Dataset quality inspection is in [dataset_quality](dataset_quality) folder.

## Citation
If you find our work helpful, please use the following citations.
```
@inproceedings{he-etal-2023-anameta,
    title = "{A}na{M}eta: A Table Understanding Dataset of Field Metadata Knowledge Shared by Multi-dimensional Data Analysis Tasks",
    author = "He, Xinyi and Zhou, Mengyu and Zhou, Mingjie and Xu, Jialiang and Lv, Xiao and Li, Tianle and Shao, Yijia and Han, Shi and Yuan, Zejian and Zhang, Dongmei",
    booktitle = "Findings of the Association for Computational Linguistics: ACL 2023",
    month = jul,
    year = "2023",
    address = "Toronto, Canada",
    publisher = "Association for Computational Linguistics",
    url = "https://aclanthology.org/2023.findings-acl.604/",
    doi = "10.18653/v1/2023.findings-acl.604",
    pages = "9471--9492",
}
```

## Contributing

This project welcomes contributions and suggestions.  Most contributions require you to agree to a
Contributor License Agreement (CLA) declaring that you have the right to, and actually do, grant us
the rights to use your contribution. For details, visit https://cla.opensource.microsoft.com.

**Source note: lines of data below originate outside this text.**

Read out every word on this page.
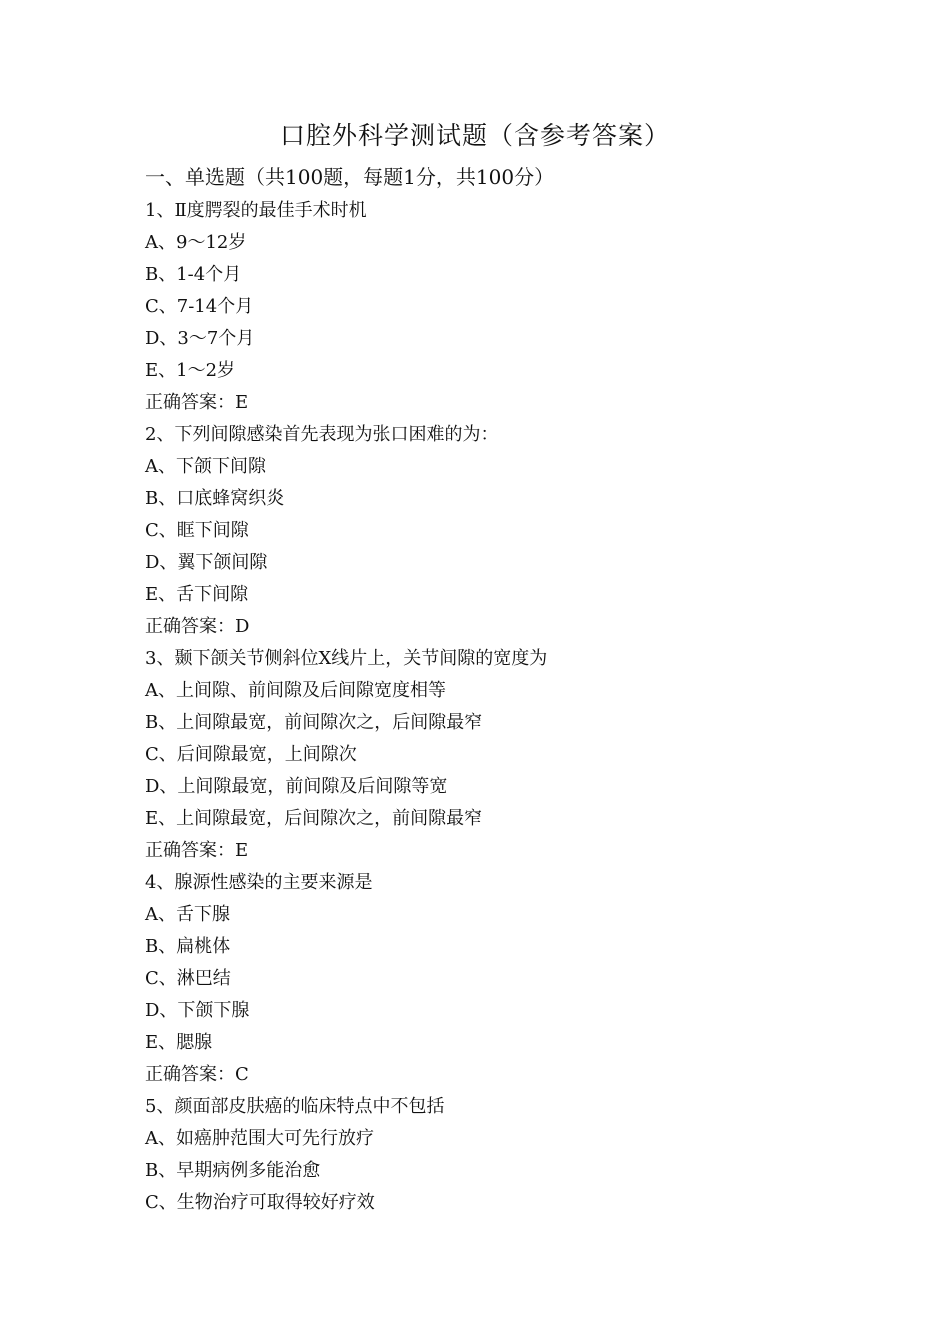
口腔外科学测试题（含参考答案）
一、单选题（共100题，每题1分，共100分）
1、Ⅱ度腭裂的最佳手术时机
A、9～12岁
B、1-4个月
C、7-14个月
D、3～7个月
E、1～2岁
正确答案：E
2、下列间隙感染首先表现为张口困难的为：
A、下颌下间隙
B、口底蜂窝织炎
C、眶下间隙
D、翼下颌间隙
E、舌下间隙
正确答案：D
3、颞下颌关节侧斜位X线片上，关节间隙的宽度为
A、上间隙、前间隙及后间隙宽度相等
B、上间隙最宽，前间隙次之，后间隙最窄
C、后间隙最宽，上间隙次
D、上间隙最宽，前间隙及后间隙等宽
E、上间隙最宽，后间隙次之，前间隙最窄
正确答案：E
4、腺源性感染的主要来源是
A、舌下腺
B、扁桃体
C、淋巴结
D、下颌下腺
E、腮腺
正确答案：C
5、颜面部皮肤癌的临床特点中不包括
A、如癌肿范围大可先行放疗
B、早期病例多能治愈
C、生物治疗可取得较好疗效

When you submit a pull request, a CLA bot will automatically determine whether you need to provide
a CLA and decorate the PR appropriately (e.g., status check, comment). Simply follow the instructions
provided by the bot. You will only need to do this once across all repos using our CLA.

This project has adopted the [Microsoft Open Source Code of Conduct](https://opensource.microsoft.com/codeofconduct/).
For more information see the [Code of Conduct FAQ](https://opensource.microsoft.com/codeofconduct/faq/) or
contact [opencode@microsoft.com](mailto:opencode@microsoft.com) with any additional questions or comments.

## Trademarks

This project may contain trademarks or logos for projects, products, or services. Authorized use of Microsoft 
trademarks or logos is subject to and must follow 
[Microsoft's Trademark & Brand Guidelines](https://www.microsoft.com/en-us/legal/intellectualproperty/trademarks/usage/general).
Use of Microsoft trademarks or logos in modified versions of this project must not cause confusion or imply Microsoft sponsorship.
Any use of third-party trademarks or logos are subject to those third-party's policies.